I am trying to learn Spark GraphX on Windows 10 by replicating the code here. The code is developed using an older version of Spark and I'm not able to find a solution to create a vertex. The following is the code
import scala.util.MurmurHash
import org.apache.spark._
import org.apache.spark.graphx._
import org.apache.spark.rdd.RDD
val path = "F:/Soft/spark/2008.csv"
val df_1 = spark.read.option("header", true).csv(path)
val flightsFromTo = df_1.select($"Origin",$"Dest")
val airportCodes = df_1.select($"Origin", $"Dest").flatMap(x => Iterable(x(0).toString, x(1).toString))
// error caused by the following line
val airportVertices: RDD[(VertexId, String)] = airportCodes.distinct().map(x => (MurmurHash.stringHash(x), x))
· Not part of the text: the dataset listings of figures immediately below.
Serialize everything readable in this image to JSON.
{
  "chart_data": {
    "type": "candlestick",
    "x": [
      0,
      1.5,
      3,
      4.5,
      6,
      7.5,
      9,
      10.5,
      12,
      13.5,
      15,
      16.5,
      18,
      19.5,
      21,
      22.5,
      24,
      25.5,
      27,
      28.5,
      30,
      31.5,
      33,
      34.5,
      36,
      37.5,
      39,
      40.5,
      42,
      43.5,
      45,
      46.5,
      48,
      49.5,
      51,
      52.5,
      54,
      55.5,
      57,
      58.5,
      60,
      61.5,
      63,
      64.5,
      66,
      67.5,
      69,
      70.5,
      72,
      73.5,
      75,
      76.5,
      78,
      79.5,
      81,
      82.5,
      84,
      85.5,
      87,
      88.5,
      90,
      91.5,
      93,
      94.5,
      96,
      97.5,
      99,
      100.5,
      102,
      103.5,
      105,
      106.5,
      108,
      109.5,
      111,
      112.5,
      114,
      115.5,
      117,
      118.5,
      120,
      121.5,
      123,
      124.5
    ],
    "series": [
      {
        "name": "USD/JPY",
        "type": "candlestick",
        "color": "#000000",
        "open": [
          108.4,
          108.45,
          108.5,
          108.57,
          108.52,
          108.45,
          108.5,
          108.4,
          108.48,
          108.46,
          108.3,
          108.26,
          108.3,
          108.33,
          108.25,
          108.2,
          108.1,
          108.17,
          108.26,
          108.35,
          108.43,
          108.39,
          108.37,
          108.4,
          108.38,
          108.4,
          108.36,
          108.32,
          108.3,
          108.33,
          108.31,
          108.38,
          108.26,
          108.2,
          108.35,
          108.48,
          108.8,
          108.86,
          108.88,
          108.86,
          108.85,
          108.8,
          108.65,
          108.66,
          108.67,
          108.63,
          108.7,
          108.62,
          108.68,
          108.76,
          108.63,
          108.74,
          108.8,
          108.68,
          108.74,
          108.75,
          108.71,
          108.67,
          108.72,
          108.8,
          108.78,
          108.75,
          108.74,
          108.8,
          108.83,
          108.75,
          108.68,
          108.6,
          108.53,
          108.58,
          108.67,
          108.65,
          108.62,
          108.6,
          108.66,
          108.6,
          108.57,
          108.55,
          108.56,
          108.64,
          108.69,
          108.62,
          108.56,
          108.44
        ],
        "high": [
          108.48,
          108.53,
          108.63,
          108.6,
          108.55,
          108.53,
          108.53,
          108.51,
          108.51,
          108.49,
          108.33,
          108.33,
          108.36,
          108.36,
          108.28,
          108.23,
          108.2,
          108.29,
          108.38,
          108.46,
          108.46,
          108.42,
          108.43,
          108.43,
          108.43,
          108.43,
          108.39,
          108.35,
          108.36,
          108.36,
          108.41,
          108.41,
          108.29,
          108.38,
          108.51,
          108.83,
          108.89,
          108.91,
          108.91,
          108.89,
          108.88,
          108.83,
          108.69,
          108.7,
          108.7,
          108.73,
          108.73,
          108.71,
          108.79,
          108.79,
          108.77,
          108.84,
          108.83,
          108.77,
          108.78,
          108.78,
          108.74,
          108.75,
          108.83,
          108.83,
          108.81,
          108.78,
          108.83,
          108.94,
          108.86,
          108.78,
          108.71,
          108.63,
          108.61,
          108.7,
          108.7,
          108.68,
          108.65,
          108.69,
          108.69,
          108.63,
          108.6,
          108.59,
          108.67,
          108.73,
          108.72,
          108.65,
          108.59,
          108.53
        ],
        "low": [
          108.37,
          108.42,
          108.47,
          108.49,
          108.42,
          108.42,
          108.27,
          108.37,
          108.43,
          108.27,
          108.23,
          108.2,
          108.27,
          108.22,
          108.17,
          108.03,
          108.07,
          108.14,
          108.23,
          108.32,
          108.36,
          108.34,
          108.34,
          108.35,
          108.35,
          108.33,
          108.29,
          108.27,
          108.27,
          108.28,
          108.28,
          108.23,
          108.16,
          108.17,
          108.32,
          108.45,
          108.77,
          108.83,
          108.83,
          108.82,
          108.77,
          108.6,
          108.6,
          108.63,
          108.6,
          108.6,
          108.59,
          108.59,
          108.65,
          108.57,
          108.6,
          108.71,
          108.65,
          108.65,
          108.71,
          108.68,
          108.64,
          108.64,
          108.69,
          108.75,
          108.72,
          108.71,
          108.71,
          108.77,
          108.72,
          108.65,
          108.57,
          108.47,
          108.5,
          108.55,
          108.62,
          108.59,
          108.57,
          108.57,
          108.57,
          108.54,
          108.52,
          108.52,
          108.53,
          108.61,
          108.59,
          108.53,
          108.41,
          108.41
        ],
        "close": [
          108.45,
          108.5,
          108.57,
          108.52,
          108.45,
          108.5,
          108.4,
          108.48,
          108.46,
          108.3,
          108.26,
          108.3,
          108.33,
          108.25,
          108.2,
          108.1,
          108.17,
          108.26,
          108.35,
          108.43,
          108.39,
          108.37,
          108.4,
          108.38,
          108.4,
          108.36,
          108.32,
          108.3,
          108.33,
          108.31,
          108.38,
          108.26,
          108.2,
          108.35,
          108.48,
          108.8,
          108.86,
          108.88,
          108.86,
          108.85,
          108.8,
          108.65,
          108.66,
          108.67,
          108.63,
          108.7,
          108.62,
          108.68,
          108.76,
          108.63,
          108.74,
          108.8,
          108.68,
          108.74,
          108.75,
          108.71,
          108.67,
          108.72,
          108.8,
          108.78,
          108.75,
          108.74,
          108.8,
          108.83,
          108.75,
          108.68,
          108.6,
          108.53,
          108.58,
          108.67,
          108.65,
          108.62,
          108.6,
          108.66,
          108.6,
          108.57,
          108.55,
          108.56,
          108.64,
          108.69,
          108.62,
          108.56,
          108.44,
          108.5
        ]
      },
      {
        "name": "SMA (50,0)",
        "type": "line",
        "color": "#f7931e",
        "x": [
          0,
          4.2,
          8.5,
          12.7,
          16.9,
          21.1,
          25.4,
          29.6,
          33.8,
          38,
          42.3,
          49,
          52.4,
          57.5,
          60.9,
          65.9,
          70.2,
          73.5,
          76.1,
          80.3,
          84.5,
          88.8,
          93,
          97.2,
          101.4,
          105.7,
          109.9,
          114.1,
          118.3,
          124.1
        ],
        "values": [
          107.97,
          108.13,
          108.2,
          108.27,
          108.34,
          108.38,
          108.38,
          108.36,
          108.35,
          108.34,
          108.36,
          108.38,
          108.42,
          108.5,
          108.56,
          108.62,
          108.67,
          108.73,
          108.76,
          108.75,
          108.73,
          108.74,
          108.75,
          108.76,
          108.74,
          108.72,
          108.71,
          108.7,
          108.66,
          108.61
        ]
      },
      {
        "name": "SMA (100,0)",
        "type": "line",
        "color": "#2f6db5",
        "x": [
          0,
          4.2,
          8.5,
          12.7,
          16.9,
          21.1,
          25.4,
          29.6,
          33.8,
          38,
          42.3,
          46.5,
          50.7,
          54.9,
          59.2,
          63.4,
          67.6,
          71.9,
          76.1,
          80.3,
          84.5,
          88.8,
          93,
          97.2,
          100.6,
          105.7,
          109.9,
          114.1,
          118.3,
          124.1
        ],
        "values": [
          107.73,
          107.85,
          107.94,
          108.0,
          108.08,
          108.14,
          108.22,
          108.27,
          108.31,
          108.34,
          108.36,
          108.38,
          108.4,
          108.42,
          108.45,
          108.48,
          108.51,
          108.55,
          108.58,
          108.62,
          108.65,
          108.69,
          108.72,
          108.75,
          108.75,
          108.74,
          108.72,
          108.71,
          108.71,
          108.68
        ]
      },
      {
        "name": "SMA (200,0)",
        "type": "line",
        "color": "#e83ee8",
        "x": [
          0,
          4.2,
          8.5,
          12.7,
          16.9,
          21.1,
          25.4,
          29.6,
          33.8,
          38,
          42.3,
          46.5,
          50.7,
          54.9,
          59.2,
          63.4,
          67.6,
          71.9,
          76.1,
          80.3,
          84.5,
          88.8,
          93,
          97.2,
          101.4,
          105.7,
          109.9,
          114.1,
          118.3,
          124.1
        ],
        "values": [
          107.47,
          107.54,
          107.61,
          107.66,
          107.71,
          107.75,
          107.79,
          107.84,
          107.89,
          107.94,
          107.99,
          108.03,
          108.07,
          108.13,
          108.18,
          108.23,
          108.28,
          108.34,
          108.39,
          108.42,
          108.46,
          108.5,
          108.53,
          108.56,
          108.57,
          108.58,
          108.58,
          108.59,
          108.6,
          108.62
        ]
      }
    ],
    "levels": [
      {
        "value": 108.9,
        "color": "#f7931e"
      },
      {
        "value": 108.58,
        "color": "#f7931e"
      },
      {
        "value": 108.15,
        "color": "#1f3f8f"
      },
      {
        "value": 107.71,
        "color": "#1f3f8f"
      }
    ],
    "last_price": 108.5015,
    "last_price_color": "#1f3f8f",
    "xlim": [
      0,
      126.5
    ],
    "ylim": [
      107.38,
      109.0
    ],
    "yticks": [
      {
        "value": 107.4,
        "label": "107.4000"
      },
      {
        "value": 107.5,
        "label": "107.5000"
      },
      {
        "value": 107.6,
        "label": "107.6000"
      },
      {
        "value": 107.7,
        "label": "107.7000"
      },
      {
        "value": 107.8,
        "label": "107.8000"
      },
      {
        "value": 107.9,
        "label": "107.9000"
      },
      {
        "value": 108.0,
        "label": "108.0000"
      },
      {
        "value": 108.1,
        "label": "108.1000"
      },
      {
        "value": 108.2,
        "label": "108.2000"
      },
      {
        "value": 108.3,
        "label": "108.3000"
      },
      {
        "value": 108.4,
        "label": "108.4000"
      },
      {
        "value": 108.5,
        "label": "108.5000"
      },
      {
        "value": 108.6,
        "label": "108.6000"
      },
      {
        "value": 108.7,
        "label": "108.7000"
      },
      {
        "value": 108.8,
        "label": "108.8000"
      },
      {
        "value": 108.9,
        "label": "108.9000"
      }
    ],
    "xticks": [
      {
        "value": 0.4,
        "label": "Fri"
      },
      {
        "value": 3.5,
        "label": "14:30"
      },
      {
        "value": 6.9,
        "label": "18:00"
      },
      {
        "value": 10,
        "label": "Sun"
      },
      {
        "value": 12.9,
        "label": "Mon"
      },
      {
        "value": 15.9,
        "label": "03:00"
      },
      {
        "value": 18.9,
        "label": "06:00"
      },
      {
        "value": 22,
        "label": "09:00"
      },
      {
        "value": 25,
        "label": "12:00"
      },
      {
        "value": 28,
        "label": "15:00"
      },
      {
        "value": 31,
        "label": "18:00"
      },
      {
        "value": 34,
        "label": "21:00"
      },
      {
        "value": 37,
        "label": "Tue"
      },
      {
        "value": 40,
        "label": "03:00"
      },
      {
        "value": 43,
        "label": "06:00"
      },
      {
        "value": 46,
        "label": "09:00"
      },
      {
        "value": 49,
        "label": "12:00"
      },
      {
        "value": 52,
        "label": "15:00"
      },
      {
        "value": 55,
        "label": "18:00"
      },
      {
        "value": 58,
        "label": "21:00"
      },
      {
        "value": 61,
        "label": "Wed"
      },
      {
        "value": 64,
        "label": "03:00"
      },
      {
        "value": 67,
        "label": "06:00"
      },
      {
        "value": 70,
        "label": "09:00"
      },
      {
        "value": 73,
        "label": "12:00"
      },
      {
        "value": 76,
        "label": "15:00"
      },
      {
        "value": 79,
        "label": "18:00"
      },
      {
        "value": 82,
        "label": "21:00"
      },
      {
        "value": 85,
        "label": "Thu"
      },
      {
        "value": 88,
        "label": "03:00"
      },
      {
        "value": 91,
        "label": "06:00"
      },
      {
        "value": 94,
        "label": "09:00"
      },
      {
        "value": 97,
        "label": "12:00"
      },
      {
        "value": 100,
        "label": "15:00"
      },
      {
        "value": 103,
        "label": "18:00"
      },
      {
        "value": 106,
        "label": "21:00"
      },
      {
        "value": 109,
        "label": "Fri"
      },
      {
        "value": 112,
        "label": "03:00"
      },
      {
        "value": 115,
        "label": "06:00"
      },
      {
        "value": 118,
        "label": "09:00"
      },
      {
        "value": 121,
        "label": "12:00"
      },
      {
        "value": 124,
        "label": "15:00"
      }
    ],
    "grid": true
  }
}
The following is the error message:
<console>:57: error: missing parameter type
val airportVertices: RDD[(VertexId, String)] = airportCodes.distinct().map(x => (MurmurHash.stringHash(x), x))
^
I think the syntax is obsolete and I tried to find the latest syntax on official documents but it was of no help. The data set can be downloaded from here.
UPDATE:
Basically, I'm trying to create a Vertex and Edge, to finally create a graph as shown in the tutorial. I'm also new to the Map-Reduce paradigm.